Mais ‘Il brille depuis toujours, ton fils’ représente une facette différente de ‘Paranoïa, Angels, True Love’. Dans tout le chaos qu’il offre musicalement, nécessaire au sein de la narration de l’album, il est difficile d’entrer dans son univers. Beaucoup de chansons sur ‘Paranoïa, Angels, True Love’ prennent justement une forme plus libre, plus improvisée qui permet à Chris de s’y perdre parfois jusqu’à ce qu’il n’arrive… nulle part. Le rock spatial de ‘Track 10’ (qui est en fait la piste 7) ne justifie pas pleinement sa durée de 11 minutes et le milieu et la dernière partie de l’album atteignent une densité vraiment impénétrable. L’odyssée trip-hop de ‘Shine’ pourrait durer moins longtemps, les batteries façon Radiohead de ‘Aimer, pues vivre’ n’incitent pas à continuer à découvrir la chanson et même Madonna n’arrive pas à faire ‘Lick the light out’ trouver le nord .

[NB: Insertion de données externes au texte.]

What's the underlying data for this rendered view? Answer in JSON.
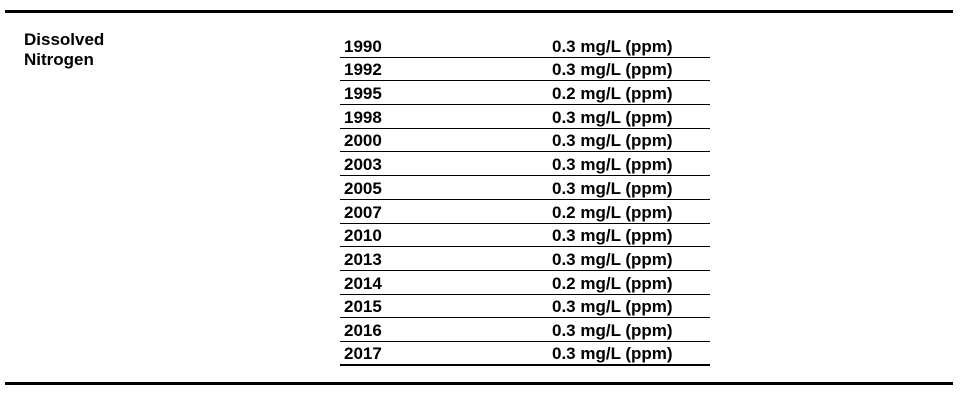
{
  "parameter": {
    "line1": "Dissolved",
    "line2": "Nitrogen"
  },
  "readings": [
    {
      "year": "1990",
      "value": "0.3 mg/L (ppm)"
    },
    {
      "year": "1992",
      "value": "0.3 mg/L (ppm)"
    },
    {
      "year": "1995",
      "value": "0.2 mg/L (ppm)"
    },
    {
      "year": "1998",
      "value": "0.3 mg/L (ppm)"
    },
    {
      "year": "2000",
      "value": "0.3 mg/L (ppm)"
    },
    {
      "year": "2003",
      "value": "0.3 mg/L (ppm)"
    },
    {
      "year": "2005",
      "value": "0.3 mg/L (ppm)"
    },
    {
      "year": "2007",
      "value": "0.2 mg/L (ppm)"
    },
    {
      "year": "2010",
      "value": "0.3 mg/L (ppm)"
    },
    {
      "year": "2013",
      "value": "0.3 mg/L (ppm)"
    },
    {
      "year": "2014",
      "value": "0.2 mg/L (ppm)"
    },
    {
      "year": "2015",
      "value": "0.3 mg/L (ppm)"
    },
    {
      "year": "2016",
      "value": "0.3 mg/L (ppm)"
    },
    {
      "year": "2017",
      "value": "0.3 mg/L (ppm)"
    }
  ]
}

Parfois, Chris trouve un bon équilibre entre les deux facettes compositionnelles de ‘Paranoïa, Angels, True Love’. ‘Anges pleurant dans mon lit’ est une belle composition influencée par le downtempo des années 90, l’énergie industrielle de ‘Let me touch you once’ (dans lequel il répète 070 shake) fait allègrement référence au plus sauvage Björk et ‘We have to be friends’ ne serpente pas autant dans leur son rock classique. Mais ‘Big Eye’, le montage final, n’est pas le grand point culminant attendu de sa position sur la tracklist. Au final, le sentiment demeure que ‘Paranoia, Angels, True Love’ est un album quelque peu plombé par sa propre ambition. Plus la lumière entre dans les chansons, plus la brume se dissipe, plus elle révèle de beauté.